11.進化(その1)

意識がぼぅっと漂って、滲んだ視線の先には
醜い強姦者が寝息を立てている。
自分が何をされたのか、腹の底で動いているのが何なのか。
すこしでも冷静さを取り戻したら、心が砕けてしまいそうだった。
「ねぇ、澪ちゃん。
 どうして人は人を傷つけたり奪ったり
 悲しい殺し合いをするのか考えたことある?
 虫は同じ虫同士そうならないのにね。
 私たちは虫たちと何が違うのか・・・」
姫子はとりすまして澪の髪を撫でる。
ついさっきまで怯えていた少女のそれではない。
「私ね、こう思うんだ。
 虫たちは生まれながらにして自分がすべきことを知っているんじゃない?
 DNAの中にその情報が組み込まれているって言えば
 そうなのかもしれないけど、実はね、もっと…こう…なんて言うのかな。
 大きな【意志】みたいなものがあって、
 その【意志】に従ってるんじゃないかなって。
 きっと
 昔は人間にもその【意志】があったんだよ。
 そのころは私利私欲のために殺したり奪ったりすること無かったと思う」
姫子は寝そべり肉の薄い体を澪の背中に寄り添わせて、耳元で囁く。
「私たちは【意志】に見捨てられてしまったから、
 ううん、自ら放棄してしまった。
 気がつけば、もう自分が何をすればいいか、
 何をすべきで何をすべきじゃないのか、わからずに生まれてきた。
 だから、混沌と憎悪が渦巻くような、こんな
 人と人とが共食いする狂った世界になってしまったんじゃないかな。
 大きな【意志】の力は、人間を新しい生命の定義へ導こうとして
 失敗してしまったのかもしれない。
 だからね、もう一度、私たちが【意志】を授かって、
 それに従って人類を導いていかなきゃいけないんだよ」
姫子の細くしなやかな指先が、そっと澪の下腹部をさすって、
その感触の良さに澪と胎児がピクピク反応した。
「感じない?
 私はビンビン感じるよ。
 ここに新たに生まれた大きな【意志】の力を。
 きっとパパが虫と人との橋渡しをしてくれたんだ。
 この大きな虫たちは、理想郷への水先案内人。
 怒りも悲しみも憎しみも苦しみも嫉みも妬みも奪うも共殺しもない世界。
 一見残酷にみえる自然界の掟も、今の人の世みたいな不純はないよ。
 ただただ生きることに純粋で感動的な本来の生物の世界があるだけ。
 私たちはその故郷に戻れる最初の住人になるんだよ」
「・・・【意志】?・・・何? 姫子・・・」
朦朧として姫子が何を喋っているのか判然としない澪。
「まだ感じないの澪ちゃん。

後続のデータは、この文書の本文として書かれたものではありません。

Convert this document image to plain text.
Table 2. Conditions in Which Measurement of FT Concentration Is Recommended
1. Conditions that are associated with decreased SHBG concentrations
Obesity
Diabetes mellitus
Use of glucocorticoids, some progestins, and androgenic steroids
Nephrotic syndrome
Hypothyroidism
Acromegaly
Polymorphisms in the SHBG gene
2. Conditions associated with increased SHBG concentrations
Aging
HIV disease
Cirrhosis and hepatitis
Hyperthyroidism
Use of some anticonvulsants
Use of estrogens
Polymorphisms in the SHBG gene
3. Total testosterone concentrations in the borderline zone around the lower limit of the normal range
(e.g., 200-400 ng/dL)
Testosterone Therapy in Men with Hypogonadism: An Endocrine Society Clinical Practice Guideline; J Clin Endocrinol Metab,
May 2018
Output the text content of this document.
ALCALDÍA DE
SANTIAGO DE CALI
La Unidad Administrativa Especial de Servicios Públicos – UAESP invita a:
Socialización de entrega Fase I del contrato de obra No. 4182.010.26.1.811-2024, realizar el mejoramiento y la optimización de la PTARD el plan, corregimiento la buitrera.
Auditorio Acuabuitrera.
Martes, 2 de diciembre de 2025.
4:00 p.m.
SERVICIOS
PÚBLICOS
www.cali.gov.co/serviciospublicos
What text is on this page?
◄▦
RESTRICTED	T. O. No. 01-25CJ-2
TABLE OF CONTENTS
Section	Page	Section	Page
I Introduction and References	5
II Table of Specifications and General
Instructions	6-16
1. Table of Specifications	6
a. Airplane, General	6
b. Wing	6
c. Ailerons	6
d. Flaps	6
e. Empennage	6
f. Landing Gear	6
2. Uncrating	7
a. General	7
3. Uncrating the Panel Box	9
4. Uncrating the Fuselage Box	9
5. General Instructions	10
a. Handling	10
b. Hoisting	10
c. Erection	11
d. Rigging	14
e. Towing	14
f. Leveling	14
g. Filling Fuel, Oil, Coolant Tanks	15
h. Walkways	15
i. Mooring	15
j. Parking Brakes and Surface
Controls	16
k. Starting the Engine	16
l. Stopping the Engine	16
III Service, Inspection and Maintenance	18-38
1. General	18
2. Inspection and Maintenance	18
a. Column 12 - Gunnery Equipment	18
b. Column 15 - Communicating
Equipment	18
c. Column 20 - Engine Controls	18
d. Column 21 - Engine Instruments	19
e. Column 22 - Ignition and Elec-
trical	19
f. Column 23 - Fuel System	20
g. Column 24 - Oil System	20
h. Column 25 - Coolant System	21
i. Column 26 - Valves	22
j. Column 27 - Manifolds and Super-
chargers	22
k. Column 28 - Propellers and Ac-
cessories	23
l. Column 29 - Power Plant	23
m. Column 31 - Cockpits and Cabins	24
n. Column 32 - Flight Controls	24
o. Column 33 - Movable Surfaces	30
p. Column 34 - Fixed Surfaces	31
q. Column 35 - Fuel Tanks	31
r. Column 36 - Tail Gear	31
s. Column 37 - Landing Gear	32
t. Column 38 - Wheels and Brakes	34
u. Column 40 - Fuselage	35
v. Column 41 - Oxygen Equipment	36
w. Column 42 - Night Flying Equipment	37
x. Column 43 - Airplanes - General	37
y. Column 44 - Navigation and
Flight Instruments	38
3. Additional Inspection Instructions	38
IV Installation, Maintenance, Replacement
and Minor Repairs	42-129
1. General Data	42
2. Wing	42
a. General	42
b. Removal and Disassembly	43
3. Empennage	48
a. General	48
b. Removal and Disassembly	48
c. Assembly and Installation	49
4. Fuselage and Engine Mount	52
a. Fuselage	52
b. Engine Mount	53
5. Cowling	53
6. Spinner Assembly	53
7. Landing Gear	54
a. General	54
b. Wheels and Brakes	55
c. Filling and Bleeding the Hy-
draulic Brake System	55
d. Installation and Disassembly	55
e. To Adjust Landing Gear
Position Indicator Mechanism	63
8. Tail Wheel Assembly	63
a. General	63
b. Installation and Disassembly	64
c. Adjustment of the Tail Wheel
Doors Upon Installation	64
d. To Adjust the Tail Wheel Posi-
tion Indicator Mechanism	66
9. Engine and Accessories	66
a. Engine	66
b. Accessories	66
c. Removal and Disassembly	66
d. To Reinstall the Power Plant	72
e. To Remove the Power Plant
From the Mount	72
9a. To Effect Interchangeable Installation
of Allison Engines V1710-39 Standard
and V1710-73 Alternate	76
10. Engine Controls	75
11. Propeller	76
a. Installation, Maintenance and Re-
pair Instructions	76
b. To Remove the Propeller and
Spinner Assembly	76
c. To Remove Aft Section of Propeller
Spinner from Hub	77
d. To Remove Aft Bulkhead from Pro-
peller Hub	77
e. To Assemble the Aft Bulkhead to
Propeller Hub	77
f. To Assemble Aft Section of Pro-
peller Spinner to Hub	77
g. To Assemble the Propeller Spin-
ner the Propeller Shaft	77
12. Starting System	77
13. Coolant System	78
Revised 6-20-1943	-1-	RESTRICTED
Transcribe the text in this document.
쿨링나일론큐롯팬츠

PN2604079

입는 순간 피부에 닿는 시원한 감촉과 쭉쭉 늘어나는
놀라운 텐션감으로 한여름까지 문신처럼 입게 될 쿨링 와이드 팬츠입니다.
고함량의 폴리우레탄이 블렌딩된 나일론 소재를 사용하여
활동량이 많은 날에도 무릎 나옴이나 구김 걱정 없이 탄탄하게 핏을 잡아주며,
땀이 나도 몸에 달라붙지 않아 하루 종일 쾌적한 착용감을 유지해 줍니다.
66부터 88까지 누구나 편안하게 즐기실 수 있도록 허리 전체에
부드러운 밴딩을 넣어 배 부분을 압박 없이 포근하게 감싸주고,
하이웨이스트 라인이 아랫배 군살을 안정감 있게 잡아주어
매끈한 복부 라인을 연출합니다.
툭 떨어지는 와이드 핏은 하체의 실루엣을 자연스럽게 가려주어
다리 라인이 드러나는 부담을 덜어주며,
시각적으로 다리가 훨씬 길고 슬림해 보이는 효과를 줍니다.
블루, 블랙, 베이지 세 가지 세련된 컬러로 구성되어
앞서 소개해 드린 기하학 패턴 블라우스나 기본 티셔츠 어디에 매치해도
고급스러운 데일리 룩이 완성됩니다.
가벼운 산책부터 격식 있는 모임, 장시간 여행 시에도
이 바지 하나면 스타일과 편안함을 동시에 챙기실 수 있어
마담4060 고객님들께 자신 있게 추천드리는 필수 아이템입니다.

私は感じるよ。
 大きな【意志】が、私の生まれてきた理由をね、こう伝えてるの。
 虫を産めって♥
 私の命の続く限り虫の赤ちゃんを産み続けろって」
朧気だった澪の視線は「産み続けろ」の一言で我に返った。
「何言ってるの、姫子!
 何を言ってるのよ!
 大いなる【意志】?
 違う!
 あんなの、ただ図体のデカい下等生物じゃない!」
唐突に張り上げた澪の声に逡巡した姫子は、震えて涙をためる親友に
落胆したような悲哀の色をみせた。
「下等生物?
 ・・・澪ちゃん。前に話したでしょう。
 昆虫は勇猛果敢に進化へ挑んだ生物の先駆者なんだよ。
 危険を承知で陸へ上がり、何より先に空を飛んだんだ。
 何度となく絶滅と淘汰の試練をくぐり抜け繁栄した。
 今地球上の種族の約70%は昆虫って言われてる。
 どうしてこれほど繁栄できたと思う?
 昆虫に出来て人間に出来ないこと。
 それは進化。
 進化っていう未曾有の可能性。
 私たちは選ばれたんだよ。
 互いに憎み貶し蔑みながら地位や名誉や我欲とお金とに
 束縛されてきた私たちが、あるべき平和と繁栄を成就できる理想郷へ、
 標となれる偉大な役割を!」
あの慈愛に充ち満ちていた姫子が狂ってしまった。
姫子のあまりに聖なる精神は、神の使徒のように一方的輝きを放ち、
それは世俗に汚れた咎人にとって千の刃のごとく鋭い。

お互いの悲しい無理解と同時に、若干の冷静さを取り戻した麗香は、
このままではラチがあかないことを悟ってある一つの行動に至っていた。